- Episode no.: Season 4 Episode 17
- Directed by: Rob Greenberg
- Written by: Chris Harris
- Original air date: March 16, 2009

Guest appearance
- Laura Prepon as Karen;

Episode chronology
| ← Previous "Sorry, Bro" | Next → "Old King Clancy" |
- How I Met Your Mother season 4

= The Front Porch =

"The Front Porch" is the 17th episode in the fourth season of the television series How I Met Your Mother and 81st overall. It originally aired on March 16, 2009. In the episode, Ted discovers that Lily has sabotaged his current, and previous relationships.

==Plot==
After Robin gets upset about the gang not watching her show, they all agree to watch Robin's 4:00am talk show. Ted informs them that Karen broke up with him after finding Robin's earring in his bed. Ted discovers the matching earring on Marshall's dresser and mutes the television to confront Marshall, believing him to have sabotaged his relationship. Lily confesses that she was the saboteur, as she had been in some of Ted's prior relationships, including with Robin. She justifies her actions using the "Front Porch Test"—an indication of how they would all live together once they grow old. Scenes are shown of Marshall, Lily and Ted in the far future playing bridge, their interactions with Ted's potential partner driving Lily's present actions.

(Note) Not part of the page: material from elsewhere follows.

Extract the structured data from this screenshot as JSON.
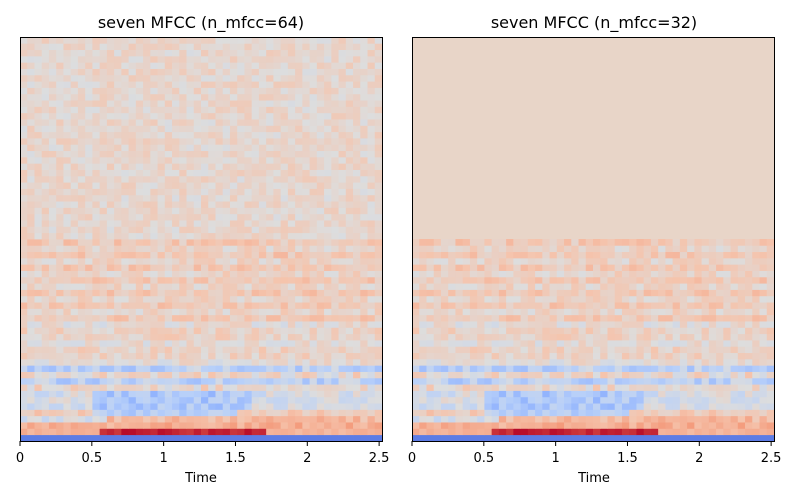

Robin returns home to learn that her friends missed her event-filled broadcast due to the argument, involving her giving a heartfelt tribute to her friends, dousing her co-anchor with a fire extinguisher after he catches fire, administering CPR to her co-anchor after he collapses, and helping a guest give birth live on-air. Lily insists she did not want to break them up, but merely to consider their future together, a suggestion that seeded the conversation that would lead to their breakup. Ted heads into the bar the next day to find Karen waiting, having had the situation explained to her by Lily. Karen hands Ted an apology letter from Lily, who has prepared a fine dinner in Ted's apartment for him and Karen. Ted breaks up with Karen after she says he cannot see someone as manipulative as Lily again and he does the "Front Porch Test" himself, imagining what the future would be like without her and Marshall. Returning to the apartment, Ted asks Robin to be his "plus one" and they enjoy the meal Lily prepared. They wonder whether or not they would still be together if not for Lily's intervention. Ted then makes a mock proposal to Robin, asking her to be his "backup wife". She accepts.

Marshall wears a nightshirt to the pajama party to watch Robin's show, while Barney wears a silk suit. Barney insists his clothing choice is superior, citing the possibility of attractive women coming to his home at night and seeing how good he looks, but then admits how unlikely that is and uncomfortable the "suitjamas" are. Marshall convinces Barney to try a nightshirt instead. Barney and Marshall delight in their nightshirts, having a dream about flying together in them. Barney starts wearing nightshirts to sleep. A week later, an attractive woman shows up at his apartment at night but, upon seeing his nightshirt, she decides to leave, much to Barney's chagrin.

==Critical response==
The episode was positively reviewed with Donna Bowman of The A.V. Club rating the episode with a grade A, and Michelle Zoromski of IGN gave 8.9 out of 10, and praising the premise of the episode.

==Cultural references==

Marshall imagines flying over New York in his night gown exactly the same way The Dude (Jeff Bridges) flies over Los Angeles in an unconscious fantasy in The Big Lebowski. It even features the same song, "The Man In Me" by Bob Dylan.

Lily's militaristic speech about secretly breaking Ted up with past girlfriends for his own good, while Ted demands to know if Lily was responsible for him and Robin breaking up, is reminiscent of Jack Nicholson and Tom Cruise's explosive exchange in the climax of A Few Good Men.